We have three six-sided dice. When the $ i $ -th die is thrown, it shows the number $ j $ with the probability $ \frac{P_{i,j}} {100} $ . If we throw these three dice, what is the probability that the sum of the numbers shown is $ K $ , for each $ K=1,2,\ldots,18 $ ?

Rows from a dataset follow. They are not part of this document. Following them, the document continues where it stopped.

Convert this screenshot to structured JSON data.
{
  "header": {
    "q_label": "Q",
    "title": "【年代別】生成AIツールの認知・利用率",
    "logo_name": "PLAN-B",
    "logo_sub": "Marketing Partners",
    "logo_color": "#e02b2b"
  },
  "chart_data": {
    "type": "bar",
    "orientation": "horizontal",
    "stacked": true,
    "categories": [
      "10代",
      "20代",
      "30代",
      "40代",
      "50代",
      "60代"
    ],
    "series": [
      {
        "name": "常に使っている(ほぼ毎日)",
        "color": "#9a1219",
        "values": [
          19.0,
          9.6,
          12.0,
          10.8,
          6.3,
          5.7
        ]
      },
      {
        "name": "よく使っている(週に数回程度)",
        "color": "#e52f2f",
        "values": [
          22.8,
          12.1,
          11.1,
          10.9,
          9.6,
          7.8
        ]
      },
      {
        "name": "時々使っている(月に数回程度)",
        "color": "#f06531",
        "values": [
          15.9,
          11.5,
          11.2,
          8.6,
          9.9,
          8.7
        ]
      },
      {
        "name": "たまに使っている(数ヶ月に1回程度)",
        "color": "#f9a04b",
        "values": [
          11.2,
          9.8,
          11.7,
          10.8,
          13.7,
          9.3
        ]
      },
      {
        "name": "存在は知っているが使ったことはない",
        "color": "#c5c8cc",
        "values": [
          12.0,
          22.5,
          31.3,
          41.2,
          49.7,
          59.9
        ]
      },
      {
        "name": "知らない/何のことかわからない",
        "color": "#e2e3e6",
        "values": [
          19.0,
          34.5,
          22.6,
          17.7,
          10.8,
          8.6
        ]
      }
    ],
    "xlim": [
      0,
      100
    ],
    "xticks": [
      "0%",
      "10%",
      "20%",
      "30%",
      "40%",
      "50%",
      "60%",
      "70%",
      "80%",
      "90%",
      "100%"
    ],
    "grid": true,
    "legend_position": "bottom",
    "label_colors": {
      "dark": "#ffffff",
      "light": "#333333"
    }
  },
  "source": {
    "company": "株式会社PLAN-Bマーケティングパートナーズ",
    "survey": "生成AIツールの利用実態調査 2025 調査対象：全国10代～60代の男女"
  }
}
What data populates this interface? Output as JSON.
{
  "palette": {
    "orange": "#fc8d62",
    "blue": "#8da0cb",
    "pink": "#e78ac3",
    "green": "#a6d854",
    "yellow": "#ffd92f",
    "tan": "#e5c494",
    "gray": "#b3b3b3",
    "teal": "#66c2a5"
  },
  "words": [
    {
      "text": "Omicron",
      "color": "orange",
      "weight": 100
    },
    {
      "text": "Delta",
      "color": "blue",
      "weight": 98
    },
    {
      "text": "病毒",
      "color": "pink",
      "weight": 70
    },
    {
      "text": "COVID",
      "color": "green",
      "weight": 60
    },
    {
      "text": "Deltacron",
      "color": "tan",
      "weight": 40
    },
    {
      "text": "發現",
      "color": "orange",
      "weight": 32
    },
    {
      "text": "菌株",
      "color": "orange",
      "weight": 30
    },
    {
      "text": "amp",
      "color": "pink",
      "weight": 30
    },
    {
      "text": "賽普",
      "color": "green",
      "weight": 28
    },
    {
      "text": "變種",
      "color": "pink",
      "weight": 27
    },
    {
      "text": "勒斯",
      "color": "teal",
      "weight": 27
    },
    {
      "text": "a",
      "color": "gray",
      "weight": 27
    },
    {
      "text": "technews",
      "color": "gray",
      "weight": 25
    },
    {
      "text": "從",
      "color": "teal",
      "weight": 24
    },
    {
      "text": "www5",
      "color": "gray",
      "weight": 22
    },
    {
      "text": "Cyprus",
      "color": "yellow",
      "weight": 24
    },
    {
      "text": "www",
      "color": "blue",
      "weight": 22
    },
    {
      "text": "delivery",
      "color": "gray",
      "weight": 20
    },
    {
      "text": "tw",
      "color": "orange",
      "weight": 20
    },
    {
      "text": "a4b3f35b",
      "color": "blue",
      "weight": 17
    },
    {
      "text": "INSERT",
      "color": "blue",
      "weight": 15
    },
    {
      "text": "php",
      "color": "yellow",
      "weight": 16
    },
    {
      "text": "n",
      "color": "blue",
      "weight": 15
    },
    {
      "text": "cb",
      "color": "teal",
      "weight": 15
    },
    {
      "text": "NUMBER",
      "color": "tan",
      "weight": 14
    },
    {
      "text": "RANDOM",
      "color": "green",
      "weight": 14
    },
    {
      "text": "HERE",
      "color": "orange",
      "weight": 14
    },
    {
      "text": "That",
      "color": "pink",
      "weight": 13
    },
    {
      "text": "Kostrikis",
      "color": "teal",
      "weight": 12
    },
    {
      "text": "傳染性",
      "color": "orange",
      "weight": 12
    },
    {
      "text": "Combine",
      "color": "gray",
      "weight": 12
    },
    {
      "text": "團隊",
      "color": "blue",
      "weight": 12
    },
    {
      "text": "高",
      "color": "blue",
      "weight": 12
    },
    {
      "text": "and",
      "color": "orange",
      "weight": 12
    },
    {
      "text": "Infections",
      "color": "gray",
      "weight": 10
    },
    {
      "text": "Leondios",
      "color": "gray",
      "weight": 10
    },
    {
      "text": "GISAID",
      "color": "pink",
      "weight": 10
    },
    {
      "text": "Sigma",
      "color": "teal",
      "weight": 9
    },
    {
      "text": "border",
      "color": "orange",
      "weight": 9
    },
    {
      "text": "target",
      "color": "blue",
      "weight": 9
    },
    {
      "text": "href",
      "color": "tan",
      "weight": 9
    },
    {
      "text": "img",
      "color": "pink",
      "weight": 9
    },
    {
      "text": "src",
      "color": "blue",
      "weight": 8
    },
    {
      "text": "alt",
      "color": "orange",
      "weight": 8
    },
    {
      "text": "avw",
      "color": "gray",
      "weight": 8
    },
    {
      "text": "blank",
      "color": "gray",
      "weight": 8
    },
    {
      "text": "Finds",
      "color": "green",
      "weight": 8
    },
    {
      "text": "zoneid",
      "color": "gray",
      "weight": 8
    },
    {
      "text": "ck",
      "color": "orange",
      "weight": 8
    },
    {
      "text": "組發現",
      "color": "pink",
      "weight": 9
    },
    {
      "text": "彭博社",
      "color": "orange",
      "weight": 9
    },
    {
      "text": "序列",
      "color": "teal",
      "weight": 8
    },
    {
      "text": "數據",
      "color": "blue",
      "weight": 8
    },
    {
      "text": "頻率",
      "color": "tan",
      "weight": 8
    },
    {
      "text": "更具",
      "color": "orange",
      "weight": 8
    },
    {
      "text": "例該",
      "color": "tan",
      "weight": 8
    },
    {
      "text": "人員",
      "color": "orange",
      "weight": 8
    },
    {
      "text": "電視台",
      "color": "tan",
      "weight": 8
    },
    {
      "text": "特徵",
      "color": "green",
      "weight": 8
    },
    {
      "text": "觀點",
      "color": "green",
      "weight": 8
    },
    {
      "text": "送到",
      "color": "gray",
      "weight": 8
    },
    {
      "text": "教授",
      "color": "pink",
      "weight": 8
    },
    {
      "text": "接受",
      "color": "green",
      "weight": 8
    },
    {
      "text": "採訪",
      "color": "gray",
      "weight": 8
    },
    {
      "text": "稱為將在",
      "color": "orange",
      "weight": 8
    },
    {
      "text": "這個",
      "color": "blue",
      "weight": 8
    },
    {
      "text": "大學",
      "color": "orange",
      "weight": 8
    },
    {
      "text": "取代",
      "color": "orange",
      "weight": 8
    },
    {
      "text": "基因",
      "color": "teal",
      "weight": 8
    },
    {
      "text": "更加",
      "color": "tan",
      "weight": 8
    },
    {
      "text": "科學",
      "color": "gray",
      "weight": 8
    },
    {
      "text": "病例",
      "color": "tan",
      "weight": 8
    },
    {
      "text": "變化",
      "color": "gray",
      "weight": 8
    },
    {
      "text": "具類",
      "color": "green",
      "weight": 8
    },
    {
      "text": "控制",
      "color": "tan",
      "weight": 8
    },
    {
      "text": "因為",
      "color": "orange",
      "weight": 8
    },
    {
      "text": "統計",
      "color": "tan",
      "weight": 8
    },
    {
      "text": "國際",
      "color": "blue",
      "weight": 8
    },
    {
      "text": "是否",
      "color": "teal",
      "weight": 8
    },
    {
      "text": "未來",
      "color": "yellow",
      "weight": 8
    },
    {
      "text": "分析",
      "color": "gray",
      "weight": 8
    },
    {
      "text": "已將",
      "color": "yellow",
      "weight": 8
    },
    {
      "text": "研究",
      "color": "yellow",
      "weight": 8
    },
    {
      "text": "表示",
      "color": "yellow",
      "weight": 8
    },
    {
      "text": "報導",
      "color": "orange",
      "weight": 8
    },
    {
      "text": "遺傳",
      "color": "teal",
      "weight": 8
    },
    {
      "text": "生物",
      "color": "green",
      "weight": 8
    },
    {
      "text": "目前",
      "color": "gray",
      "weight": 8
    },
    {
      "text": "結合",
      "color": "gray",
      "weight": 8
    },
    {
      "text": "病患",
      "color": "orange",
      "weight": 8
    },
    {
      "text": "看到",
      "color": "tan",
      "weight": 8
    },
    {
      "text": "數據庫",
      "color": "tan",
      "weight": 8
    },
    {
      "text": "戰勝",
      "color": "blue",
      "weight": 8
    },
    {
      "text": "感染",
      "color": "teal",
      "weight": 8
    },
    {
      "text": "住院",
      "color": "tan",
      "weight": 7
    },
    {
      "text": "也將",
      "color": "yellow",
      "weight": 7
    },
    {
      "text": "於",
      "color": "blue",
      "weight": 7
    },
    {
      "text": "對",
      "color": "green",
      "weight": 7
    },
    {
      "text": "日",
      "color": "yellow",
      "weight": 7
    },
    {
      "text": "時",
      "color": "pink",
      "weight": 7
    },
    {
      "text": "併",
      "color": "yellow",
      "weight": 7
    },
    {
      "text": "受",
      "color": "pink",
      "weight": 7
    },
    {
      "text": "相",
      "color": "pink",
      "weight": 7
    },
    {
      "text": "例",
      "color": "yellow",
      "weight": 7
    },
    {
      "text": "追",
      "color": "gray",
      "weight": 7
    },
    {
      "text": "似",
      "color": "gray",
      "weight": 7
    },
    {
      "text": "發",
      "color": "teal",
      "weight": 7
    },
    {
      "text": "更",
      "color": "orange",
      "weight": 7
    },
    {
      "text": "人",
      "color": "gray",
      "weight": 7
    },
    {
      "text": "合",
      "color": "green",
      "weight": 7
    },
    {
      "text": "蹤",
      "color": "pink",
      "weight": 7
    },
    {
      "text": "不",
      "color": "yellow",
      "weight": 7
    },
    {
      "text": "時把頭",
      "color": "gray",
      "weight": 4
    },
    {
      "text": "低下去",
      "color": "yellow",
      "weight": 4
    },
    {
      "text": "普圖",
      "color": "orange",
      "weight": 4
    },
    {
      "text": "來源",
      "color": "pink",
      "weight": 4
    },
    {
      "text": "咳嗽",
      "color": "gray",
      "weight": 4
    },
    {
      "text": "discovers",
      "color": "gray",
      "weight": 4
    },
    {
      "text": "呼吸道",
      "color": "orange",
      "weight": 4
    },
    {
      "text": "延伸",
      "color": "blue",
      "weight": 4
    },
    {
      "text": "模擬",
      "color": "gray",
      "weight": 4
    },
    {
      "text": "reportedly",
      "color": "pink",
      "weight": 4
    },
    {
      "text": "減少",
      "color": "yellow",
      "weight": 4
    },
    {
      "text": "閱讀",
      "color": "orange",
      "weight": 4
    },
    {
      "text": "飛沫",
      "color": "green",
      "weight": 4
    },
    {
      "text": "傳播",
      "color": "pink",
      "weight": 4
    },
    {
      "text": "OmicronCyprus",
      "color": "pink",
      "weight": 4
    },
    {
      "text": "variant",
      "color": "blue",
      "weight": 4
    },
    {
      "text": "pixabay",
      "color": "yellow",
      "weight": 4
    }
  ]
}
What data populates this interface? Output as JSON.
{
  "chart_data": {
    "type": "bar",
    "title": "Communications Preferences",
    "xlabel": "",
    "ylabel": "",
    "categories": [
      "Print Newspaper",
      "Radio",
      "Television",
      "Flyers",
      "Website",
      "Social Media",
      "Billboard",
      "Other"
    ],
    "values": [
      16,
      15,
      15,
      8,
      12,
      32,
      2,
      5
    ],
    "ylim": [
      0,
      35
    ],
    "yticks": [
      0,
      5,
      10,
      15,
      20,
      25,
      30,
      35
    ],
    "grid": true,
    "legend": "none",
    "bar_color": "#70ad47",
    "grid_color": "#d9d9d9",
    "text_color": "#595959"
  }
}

Input is given from Standard Input in the following format: > $ P_{1,1} $ $ P_{1,2} $ $ P_{1,3} $ $ P_{1,4} $ $ P_{1,5} $ $ P_{1,6} $ $ P_{2,1} $ $ P_{2,2} $ $ P_{2,3} $ $ P_{2,4} $ $ P_{2,5} $ $ P_{2,6} $ $ P_{3,1} $ $ P_{3,2} $ $ P_{3,3} $ $ P_{3,4} $ $ P_{3,5} $ $ P_{3,6} $

Let $ R_K $ be the probability that the sum of the numbers shown is $ K $ when throwing the three dice. Print $ 18 $ lines, the $ i $ -th of which $ (1 \leq i \leq 18) $ contains $ R_{i} $ . Your output will be considered correct if its absolute or relative errors from the judge's answer are at most $ 10^{-4} $ .

### Constraints - $ 0\leq P_{i,j}\leq 100 $ - $ P_{i,1}+P_{i,2}+P_{i,3}+P_{i,4}+P_{i,5}+P_{i,6} = 100 $ - All values in input are integers.